Apple granted new patent for dual-display MacBook with biometric sensors
iPhone 13 biometrics could work with masks, may drop Touch ID

Apple has reportedly unveiled new Face ID hardware designed to biometrically identify people wearing masks and glasses on upcoming iPhone devices, FPT reports.

The Cupertino-based firm is currently testing the technology via a prototype case for the iPhone 12 that includes a separate array of cameras.

According to FTP, the face biometrics technology would scan a user’s face without any obstruction first, and then be able to identify them even with portions of their face occluded by a face mask or glasses.

If brought to market, the technology would remove the need for an Apple Watch, which is currently needed to authenticate and unlock iPhone devices if the user is wearing a mask.

Touch ID may not return to iPhone devices

In a week full of rumors for Apple, the iPhone manufacturer has allegedly dropped initial plans to bring back Touch ID biometrics on upcoming iPhones.

The news comes from Bloomberg, with Mark Gurman reporting in his latest Power On newsletter issue that an under-screen Touch ID sensor “won’t make the cut” in the ‌iPhone 13‌.

According to the technology expert, the move would be justified by Apple’s plans to include Face ID under the display instead of Touch ID.

Still, a recent patent filed by the company showcased an under-display camera working with both Face ID and Touch ID, so it may be too early to draw conclusions in one direction or the other.

Apple granted new biometric-sensor-focused patent for MacBook

And speaking about patents, the U.S. Patent and Trademark Office (USPTO) has also granted a new one this week referring to a dual-display based MacBook with an array of biometric sensors.

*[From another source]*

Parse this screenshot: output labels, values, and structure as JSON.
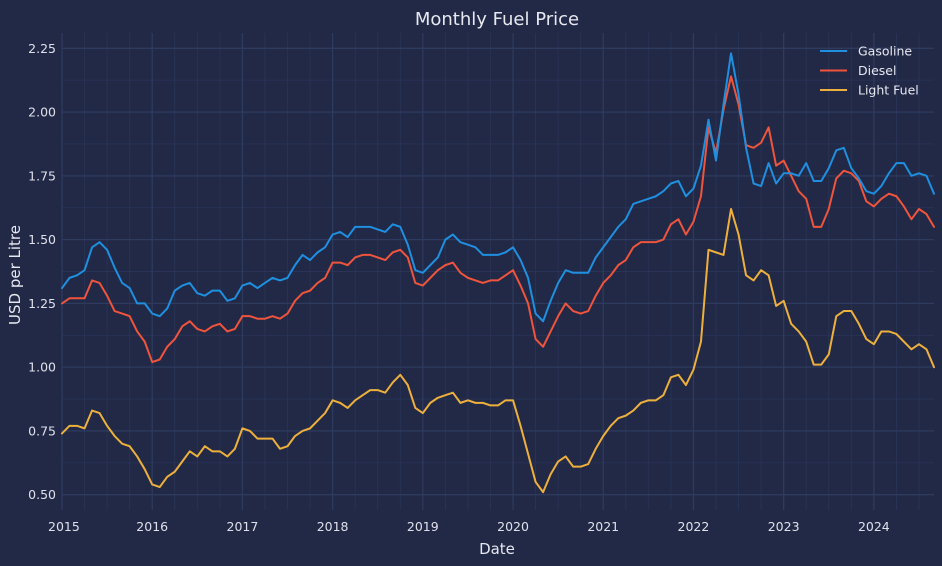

Spotted by Patently Apple, the patent document for a ‘Device having integrated interface system’ describes an advanced interface system replacing the traditional keyboard area with a morphing virtual interface for different keyboard configurations.

Possibly intended to support gaming and other creative applications, the patent shows different keyboard layouts, including one resembling a game controller.

Several biometric sensors built into the new design, such as optical and capacitive sensors, would allow the users to take advantage of various sensing techniques.

The biometric sensors may also reportedly include facial recognition sensors, thus effectively bringing Face ID to MacBook devices.